What Lagarde at the ECB’s helm means for real estate investors
Following in Mario Draghi’s footsteps, Europe’s economic stimulus policies under Christine Lagarde look set to continue.
Christine Lagarde taking the helm of the European Central Bank has sent real estate investors sifting through possible policy shifts.
What they’ve discovered, at least for now, is business as usual.
Lagarde, the ECB’s first-female president, is broadly expected to stay the path set out by her predecessor, Mario Draghi. Crucially, this means the pursuit of the central bank’s bond buying programme that restarted this month.
“It’s been a good four years since the ECB began buying assets through its quantitative easing programme, so this month’s restart really means more of the same,” says Michael Kavanau, EMEA debt advisory at JLL. “Investors are therefore familiar with the outcomes of that.”

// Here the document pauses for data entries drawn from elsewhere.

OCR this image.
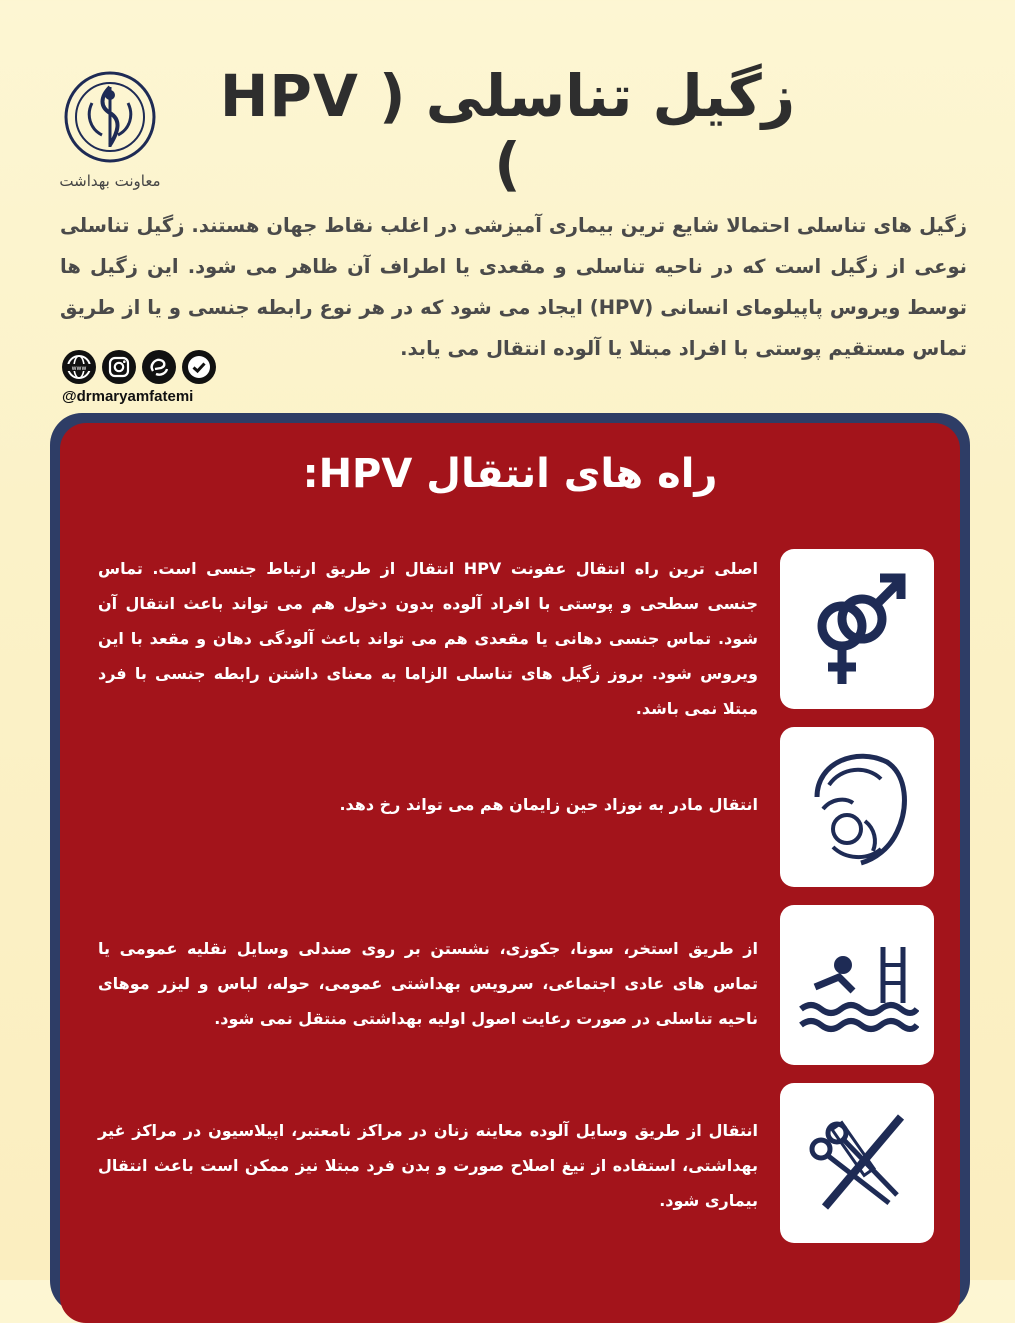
معاونت بهداشت
زگیل تناسلی ( HPV )
زگیل های تناسلی احتمالا شایع ترین بیماری آمیزشی در اغلب نقاط جهان هستند. زگیل تناسلی نوعی از زگیل است که در ناحیه تناسلی و مقعدی یا اطراف آن ظاهر می شود. این زگیل ها توسط ویروس پاپیلومای انسانی (HPV) ایجاد می شود که در هر نوع رابطه جنسی و یا از طریق تماس مستقیم پوستی با افراد مبتلا یا آلوده انتقال می یابد.
www
@drmaryamfatemi
راه های انتقال HPV:
اصلی ترین راه انتقال عفونت HPV انتقال از طریق ارتباط جنسی است. تماس جنسی سطحی و پوستی با افراد آلوده بدون دخول هم می تواند باعث انتقال آن شود. تماس جنسی دهانی یا مقعدی هم می تواند باعث آلودگی دهان و مقعد با این ویروس شود. بروز زگیل های تناسلی الزاما به معنای داشتن رابطه جنسی با فرد مبتلا نمی باشد.
انتقال مادر به نوزاد حین زایمان هم می تواند رخ دهد.
از طریق استخر، سونا، جکوزی، نشستن بر روی صندلی وسایل نقلیه عمومی یا تماس های عادی اجتماعی، سرویس بهداشتی عمومی، حوله، لباس و لیزر موهای ناحیه تناسلی در صورت رعایت اصول اولیه بهداشتی منتقل نمی شود.
انتقال از طریق وسایل آلوده معاینه زنان در مراکز نامعتبر، اپیلاسیون در مراکز غیر بهداشتی، استفاده از تیغ اصلاح صورت و بدن فرد مبتلا نیز ممکن است باعث انتقال بیماری شود.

The QE programme will see €20 billion in bond purchases a month and sits alongside borrowing rates at record lows. These policies are aimed at bolstering economic growth and should galvanize further the unprecedented appetite for commercial real estate. A record US$330 billion of dry powder is targeting the sector globally.
Boosting Europe’s appeal
“Low rates are a big motivating factor for investors who may be considering Europe for the first time, as well as those seeking to take advantage of the opportunity to lock in attractive fixed rate refinancing,” Kavanau says.
“There’s been a move away from floating to fixed in the past three years, particularly among those who anticipate holding their assets for longer and through to the next cycle.”.

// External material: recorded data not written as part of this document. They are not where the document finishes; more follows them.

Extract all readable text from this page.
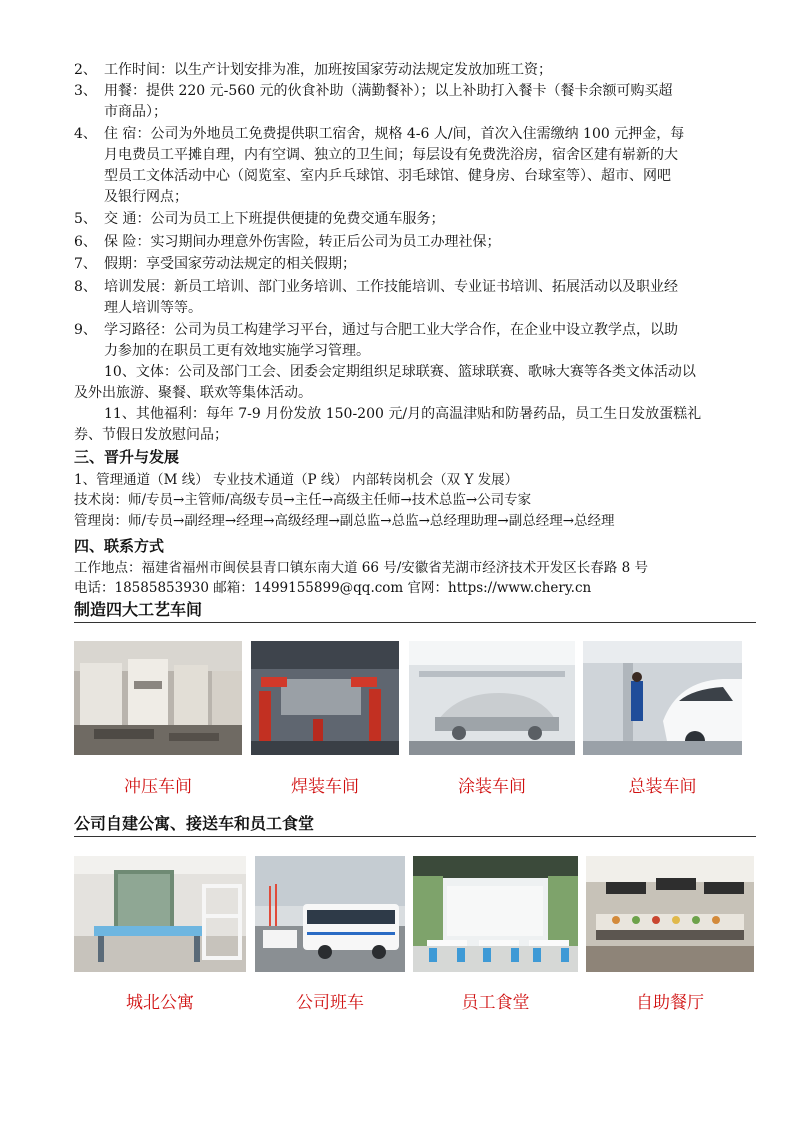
2、 工作时间：以生产计划安排为准，加班按国家劳动法规定发放加班工资；
3、 用餐：提供 220 元-560 元的伙食补助（满勤餐补）；以上补助打入餐卡（餐卡余额可购买超
市商品）；
4、 住 宿：公司为外地员工免费提供职工宿舍，规格 4-6 人/间，首次入住需缴纳 100 元押金，每
月电费员工平摊自理，内有空调、独立的卫生间；每层设有免费洗浴房，宿舍区建有崭新的大
型员工文体活动中心（阅览室、室内乒乓球馆、羽毛球馆、健身房、台球室等）、超市、网吧
及银行网点；
5、 交 通：公司为员工上下班提供便捷的免费交通车服务；
6、 保 险：实习期间办理意外伤害险，转正后公司为员工办理社保；
7、 假期：享受国家劳动法规定的相关假期；
8、 培训发展：新员工培训、部门业务培训、工作技能培训、专业证书培训、拓展活动以及职业经
理人培训等等。
9、 学习路径：公司为员工构建学习平台，通过与合肥工业大学合作，在企业中设立教学点，以助
力参加的在职员工更有效地实施学习管理。
10、文体：公司及部门工会、团委会定期组织足球联赛、篮球联赛、歌咏大赛等各类文体活动以
及外出旅游、聚餐、联欢等集体活动。
11、其他福利：每年 7-9 月份发放 150-200 元/月的高温津贴和防暑药品，员工生日发放蛋糕礼
券、节假日发放慰问品；
三、晋升与发展
1、管理通道（M 线） 专业技术通道（P 线） 内部转岗机会（双 Y 发展）
技术岗：师/专员→主管师/高级专员→主任→高级主任师→技术总监→公司专家
管理岗：师/专员→副经理→经理→高级经理→副总监→总监→总经理助理→副总经理→总经理
四、联系方式
工作地点：福建省福州市闽侯县青口镇东南大道 66 号/安徽省芜湖市经济技术开发区长春路 8 号
电话：18585853930 邮箱：1499155899@qq.com 官网：https://www.chery.cn
制造四大工艺车间
冲压车间	焊装车间	涂装车间	总装车间
公司自建公寓、接送车和员工食堂
城北公寓	公司班车	员工食堂	自助餐厅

Equally, such low rates have made real estate “one of the few strong sources of return”, Kavanau says, pointing to the US$ 17 trillion of negative yielding sovereign debt.
“Zero interest rates in Europe are just another compelling reason to consider the region’s real estate, which can offer meaningful returns, generally higher than in other asset classes,” he adds.

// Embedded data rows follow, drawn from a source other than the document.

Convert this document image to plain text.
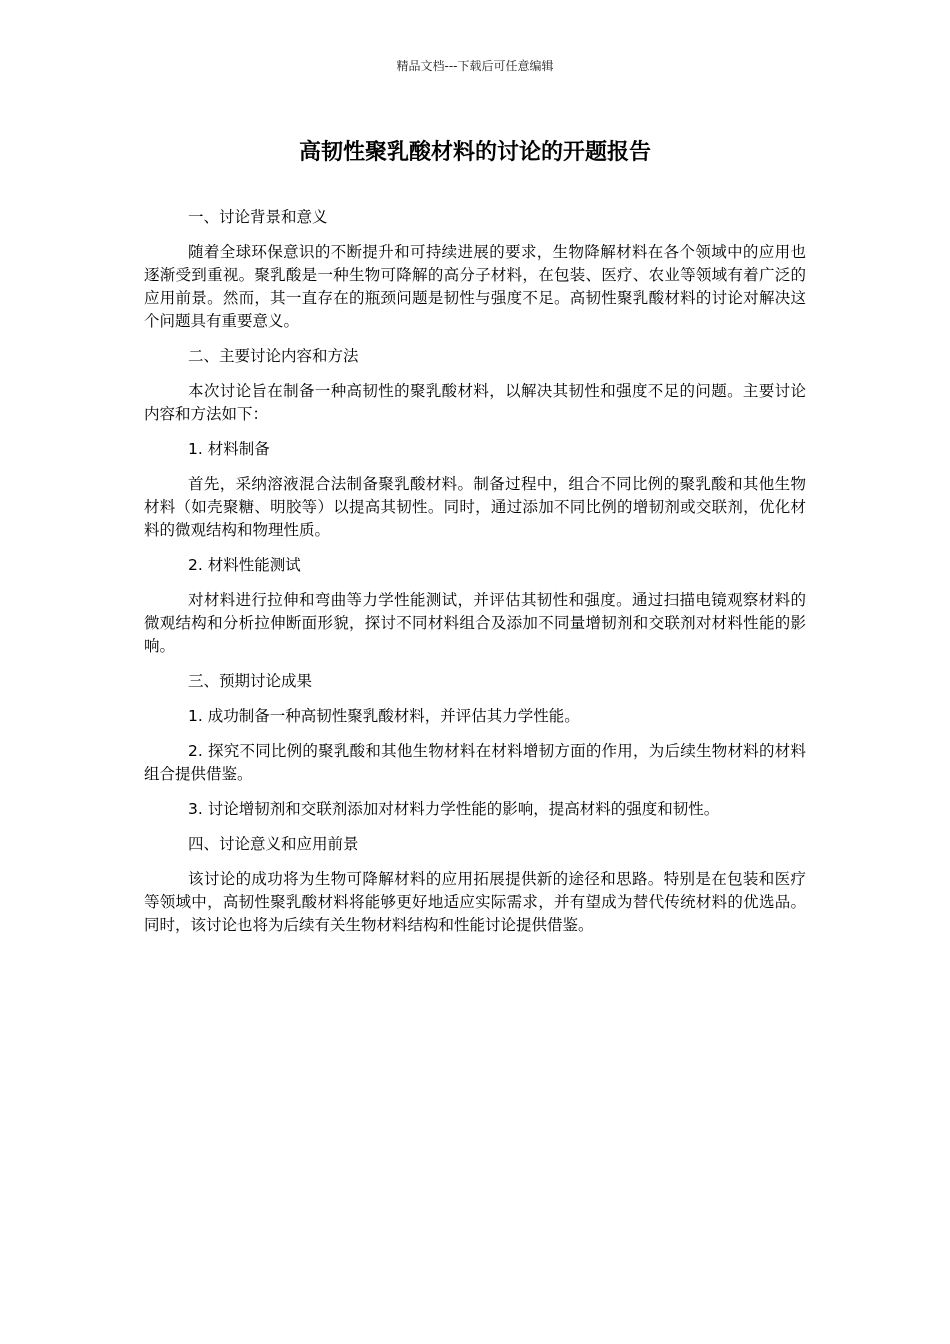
精品文档---下载后可任意编辑
高韧性聚乳酸材料的讨论的开题报告

一、讨论背景和意义

随着全球环保意识的不断提升和可持续进展的要求，生物降解材料在各个领域中的应用也逐渐受到重视。聚乳酸是一种生物可降解的高分子材料，在包装、医疗、农业等领域有着广泛的应用前景。然而，其一直存在的瓶颈问题是韧性与强度不足。高韧性聚乳酸材料的讨论对解决这个问题具有重要意义。

二、主要讨论内容和方法

本次讨论旨在制备一种高韧性的聚乳酸材料，以解决其韧性和强度不足的问题。主要讨论内容和方法如下：

1. 材料制备

首先，采纳溶液混合法制备聚乳酸材料。制备过程中，组合不同比例的聚乳酸和其他生物材料（如壳聚糖、明胶等）以提高其韧性。同时，通过添加不同比例的增韧剂或交联剂，优化材料的微观结构和物理性质。

2. 材料性能测试

对材料进行拉伸和弯曲等力学性能测试，并评估其韧性和强度。通过扫描电镜观察材料的微观结构和分析拉伸断面形貌，探讨不同材料组合及添加不同量增韧剂和交联剂对材料性能的影响。

三、预期讨论成果

1. 成功制备一种高韧性聚乳酸材料，并评估其力学性能。

2. 探究不同比例的聚乳酸和其他生物材料在材料增韧方面的作用，为后续生物材料的材料组合提供借鉴。

3. 讨论增韧剂和交联剂添加对材料力学性能的影响，提高材料的强度和韧性。

四、讨论意义和应用前景

该讨论的成功将为生物可降解材料的应用拓展提供新的途径和思路。特别是在包装和医疗等领域中，高韧性聚乳酸材料将能够更好地适应实际需求，并有望成为替代传统材料的优选品。同时，该讨论也将为后续有关生物材料结构和性能讨论提供借鉴。
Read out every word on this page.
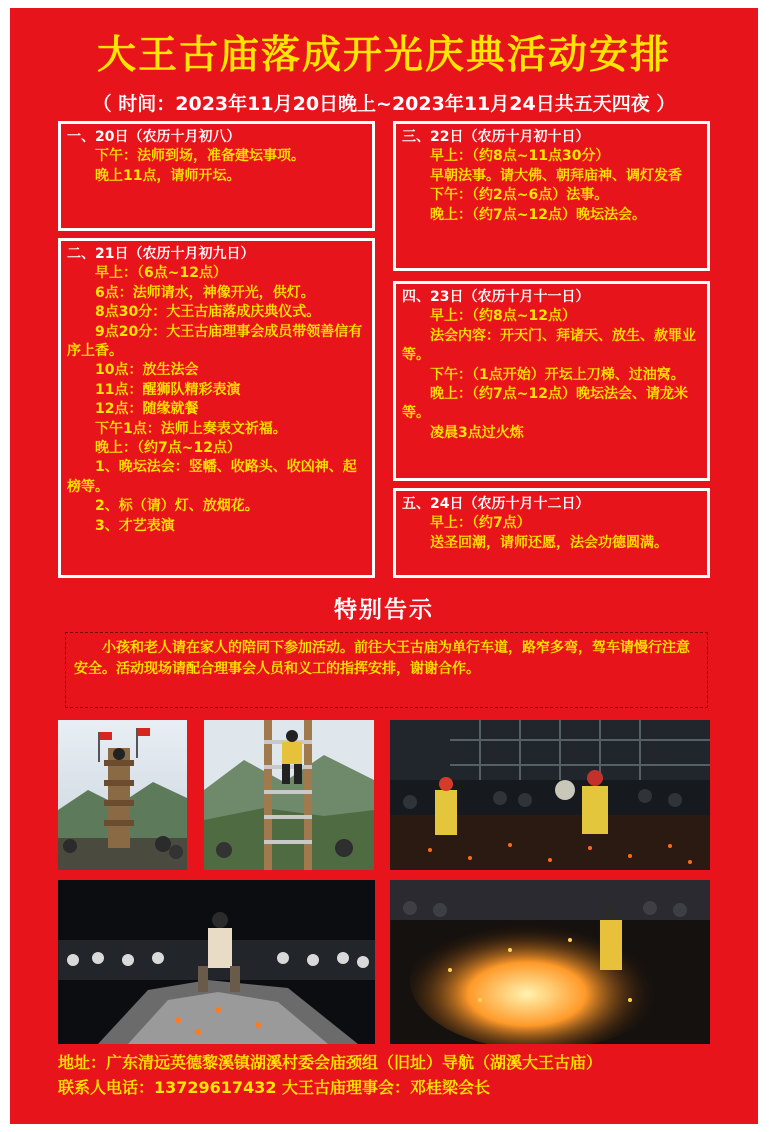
大王古庙落成开光庆典活动安排
（ 时间：2023年11月20日晚上~2023年11月24日共五天四夜 ）

一、20日（农历十月初八）

下午：法师到场，准备建坛事项。

晚上11点，请师开坛。

二、21日（农历十月初九日）

早上：（6点~12点）

6点：法师请水，神像开光，供灯。

8点30分：大王古庙落成庆典仪式。

9点20分：大王古庙理事会成员带领善信有序上香。

10点：放生法会

11点：醒狮队精彩表演

12点：随缘就餐

下午1点：法师上奏表文祈福。

晚上：（约7点~12点）

1、晚坛法会：竖幡、收路头、收凶神、起榜等。

2、标（请）灯、放烟花。

3、才艺表演

三、22日（农历十月初十日）

早上：（约8点~11点30分）

早朝法事。请大佛、朝拜庙神、调灯发香

下午：（约2点~6点）法事。

晚上：（约7点~12点）晚坛法会。

四、23日（农历十月十一日）

早上：（约8点~12点）

法会内容：开天门、拜诸天、放生、赦罪业等。

下午：（1点开始）开坛上刀梯、过油窝。

晚上：（约7点~12点）晚坛法会、请龙米等。

凌晨3点过火炼

五、24日（农历十月十二日）

早上：（约7点）

送圣回潮，请师还愿，法会功德圆满。

特别告示
小孩和老人请在家人的陪同下参加活动。前往大王古庙为单行车道，路窄多弯，驾车请慢行注意安全。活动现场请配合理事会人员和义工的指挥安排，谢谢合作。
地址：广东清远英德黎溪镇湖溪村委会庙颈组（旧址）导航（湖溪大王古庙）
联系人电话：13729617432 大王古庙理事会：邓桂梁会长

Low rates across the board
Other central banks around the world are also maintaining low interest rate policies. In its third cut in four months, the Federal Reserve recently lowered the target for its benchmark rate to a range of 1.5 percent to 1.75 percent.
“While investors from across the Atlantic have found the comparatively lower base rates of Europe attractive, currency has in parallel played an equally important part in geographical decision-making,” says Kavanau.
Europe, despite employment reaching a record high, is not without its woes, with business confidence down. And the International Monetary Fund has forecast economic growth of just 1.2 percent this year and 1.4 percent next year for the eurozone.
“Central bank monetary policy can only do so much,” says David Rea, chief economist for EMEA at JLL. “If there is no demand for credit, QE is the economic equivalent of pushing on a string. If Europe’s economies are slowing, a fiscal response is required.”
However, Rea says most European economies are “fairly well-positioned to be able to provide some stimulus, with modest fiscal borrowing, sustainable debt levels and very low borrowing costs.”